What is a better approach of storing and querying a big dataset of meteorological data - mongodb

I am looking for a convenient way to store and to query huge amount of meteorological data (few TB). More information about the type of data in the middle of the question.
Previously I was looking in the direction of MongoDB (I was using it for many of my own previous projects and feel comfortable dealing with it), but recently I found out about HDF5 data format. Reading about it, I found some similarities with Mongo:
HDF5 simplifies the file structure to include only two major types of
object: Datasets, which are multidimensional arrays of a homogenous
type Groups, which are container structures which can hold datasets
and other groups This results in a truly hierarchical, filesystem-like
data format. Metadata is stored in the form of user-defined, named
attributes attached to groups and datasets.
Which looks like arrays and embedded objects in Mongo and also it supports indices for querying the data.
Because it uses B-trees to index table objects, HDF5 works well for
time series data such as stock price series, network monitoring data,
and 3D meteorological data.
The data:
Specific region is divided into smaller squares. On the intersection of each one of the the sensor is located (a dot).
This sensor collects the following information every X minutes:
solar luminosity
wind location and speed
humidity
and so on (this information is mostly the same, sometimes a sensor does not collect all the information)
It also collects this for different height (0m, 10m, 25m). Not always the height will be the same. Also each sensor has some sort of metainformation:
name
lat, lng
is it in water, and many others
Giving this, I do not expect the size of one element to be bigger than 1Mb.
Also I have enough storage at one place to save all the data (so as far as I understood no sharding is required)
Operations with the data.
There are several ways I am going to interact with a data:
convert as store big amount of it: Few TB of data will be given to me as some point of time in netcdf format and I will need to store them (and it is relatively easy to convert it HDF5). Then, periodically smaller parts of data (1 Gb per week) will be provided and I have to add them to the storage. Just to highlight: I have enough storage to save all this data on one machine.
query the data. Often there is a need to query the data in a real-time. The most of often queries are: tell me the temperature of sensors from the specific region for a specific time, show me the data from a specific sensor for specific time, show me the wind for some region for a given time-range. Aggregated queries (what is the average temperature over the last two months) are highly unlikely. Here I think that Mongo is nicely suitable, but hdf5+pytables is an alternative.
perform some statistical analysis. Currently I do not know what exactly it would be, but I know that this should not be in a real time. So I was thinking that using hadoop with mongo might be a nice idea but hdf5 with R is a reasonable alternative.
I know that the questions about better approach are not encouraged, but I am looking for an advice of experienced users. If you have any questions, I would be glad to answer them and will appreciate your help.
P.S I reviewed some interesting discussions, similar to mine: hdf-forum, searching in hdf5, storing meteorological data

It's a difficult question and I am not sure if I can give a definite answer but I have experience with both HDF5/pyTables and some NoSQL databases.
Here are some thoughts.
HDF5 per se has no notion of index. It's only a hierarchical storage format that is well suited for multidimensional numeric data. It's possible to extend on top of HDF5 to implement an index (i.e. PyTables, HDF5 FastQuery) for the data.
HDF5 (unless you are using the MPI version) does not support concurrent write access (read access is possible).
HDF5 supports compression filters which can - unlike popular belief - make data access actually faster (however you have to think about proper chunk size which depends on the way you access the data).
HDF5 is no database. MongoDB has ACID properties, HDF5 doesn't (might be important).
There is a package (SciHadoop) that combines Hadoop and HDF5.
HDF5 makes it relatively easy to do out core computation (i.e. if the data is too big to fit into memory).
PyTables supports some fast "in kernel" computations directly in HDF5 using numexpr
I think your data generally is a good fit for storing in HDF5. You can also do statistical analysis either in R or via Numpy/Scipy.
But you can also think about a hybdrid aproach. Store the raw bulk data in HDF5 and use MongoDB for the meta-data or for caching specific values that are often used.

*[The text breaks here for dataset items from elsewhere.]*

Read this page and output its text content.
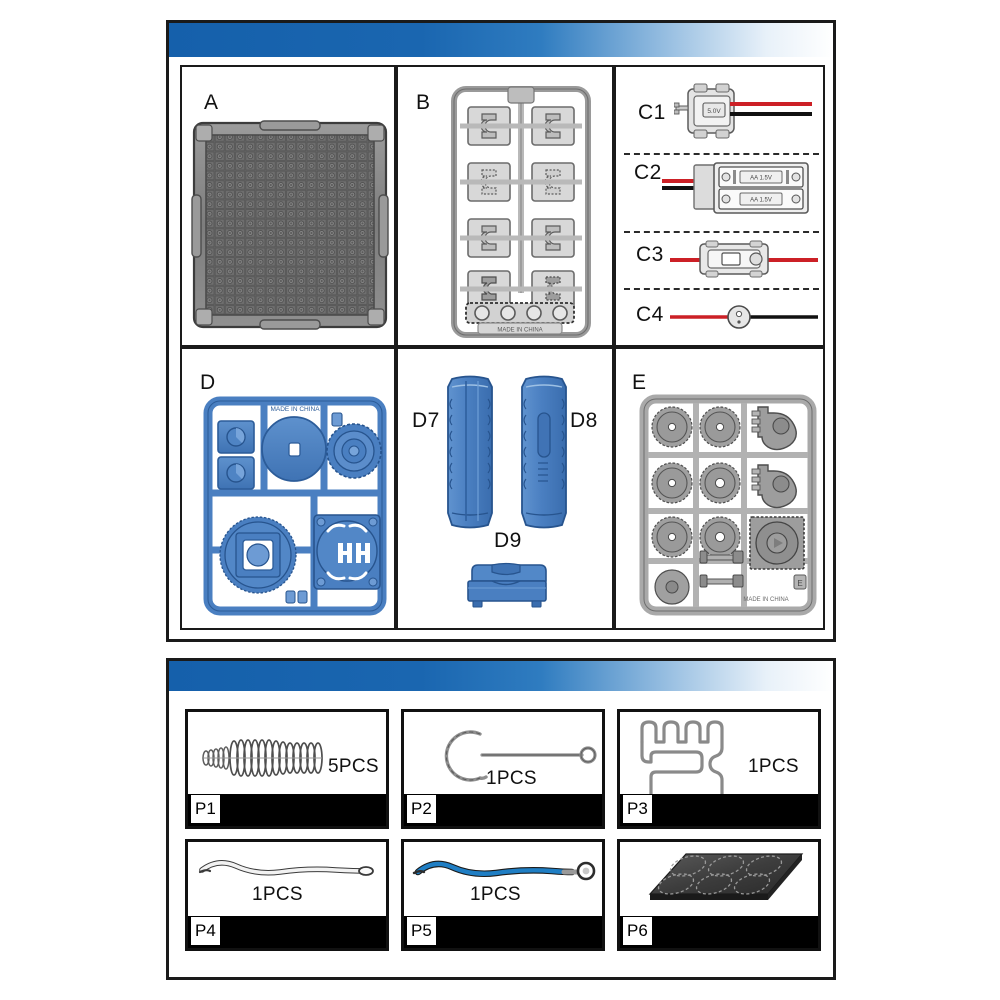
A	B
MADE IN CHINA
C1	5.0V
C2	AA 1.5V
AA 1.5V
C3
C4
D
MADE IN CHINA	D7	D8
D9
E
MADE IN CHINA
E
5PCS
P1
1PCS
P2
1PCS
P3
1PCS
P4
1PCS
P5	P6
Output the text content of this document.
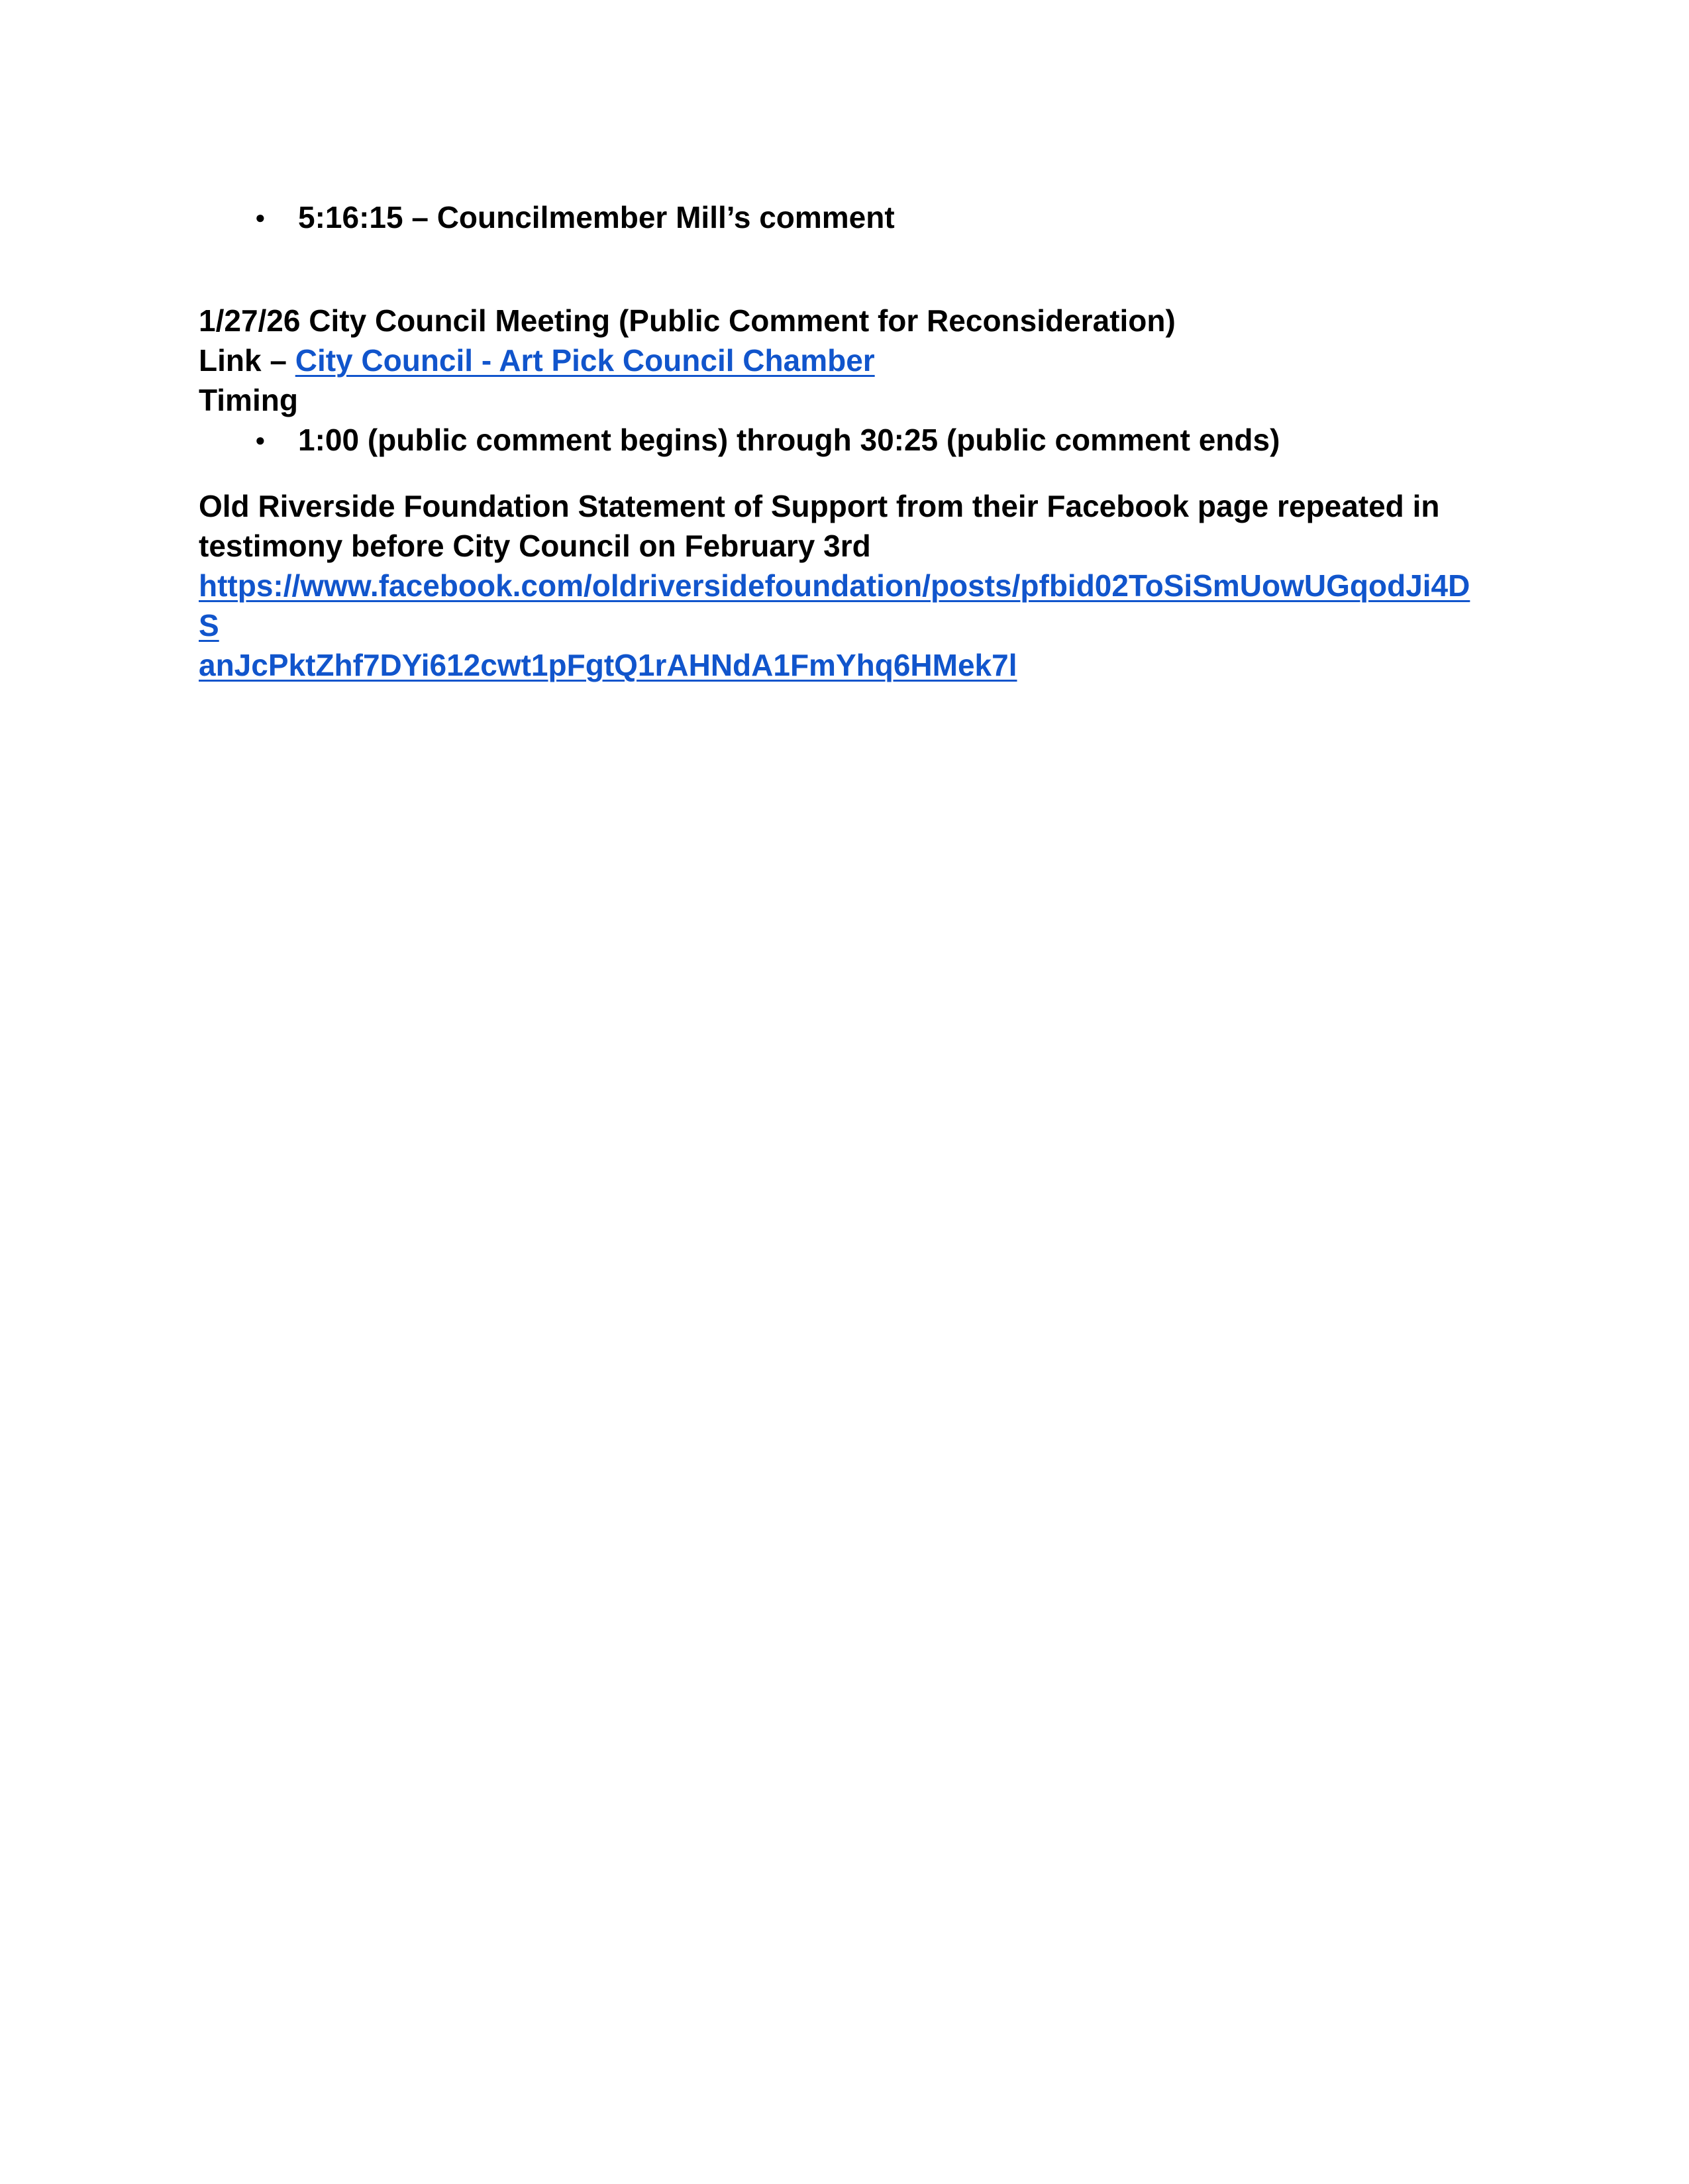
● 5:16:15 – Councilmember Mill’s comment
1/27/26 City Council Meeting (Public Comment for Reconsideration)
Link – City Council - Art Pick Council Chamber
Timing
● 1:00 (public comment begins) through 30:25 (public comment ends)
Old Riverside Foundation Statement of Support from their Facebook page repeated in testimony before City Council on February 3rd
https://www.facebook.com/oldriversidefoundation/posts/pfbid02ToSiSmUowUGqodJi4DS
anJcPktZhf7DYi612cwt1pFgtQ1rAHNdA1FmYhq6HMek7l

You can try SciDB if loading NetCDF/HDF5 into this array database is not a problem for you. Note that if your dataset is extremely large, the data loading phase will be very time consuming. I'm afraid this is a problem for all the databases. Anyway, SciDB also provides an R package, which should be able to support the analysis you need.
Alternatively, if you want to perform queries without transforming HDF5 into something else, you can use the product here: http://www.cse.ohio-state.edu/~wayi/papers/HDF5_SQL.pdf
Moreover, if you want to perform a selection query efficiently, you should use index; if you want to perform aggregation query in real time (in seconds), you can consider approximate aggregation. Our group has developed some products to support those functions.
In terms of statistical analysis, I think the answer depends on the complexity of your analysis. If all you need is to compute something like entropy or correlation coefficient, we have products to do it in real time. If the analysis is very complex and ad-hoc, you may consider SciHadoop or SciMATE, which can process scientific data in the MapReduce framework. However, I am not sure if SciHadoop currently can support HDF5 directly.

Related

Howto compress time-series data in Matlab (e.g. delta-rle)?

We have terabytes of time-series data, handled with Matlab, filling our disks.
I know that rle-compression could greatly reduce the storage requirement of time-series data, if it were delta-encoded (or even delta-of-delta).
(Reason: The differences between consecutive values are mostly small, often just 0, +1, -1, and rle-compression works great if data contains some values much more often than others.)
As the admin I want our Matlab-users to save disk space. Is there an easy way to do this in Matlab? Ideally mostly transparent, so they do not need to manually rewrite all places in their scripts where they access data.
I don't even need the actual compression, because the filesystem already does that, just automatic delta-encoding would be sufficient.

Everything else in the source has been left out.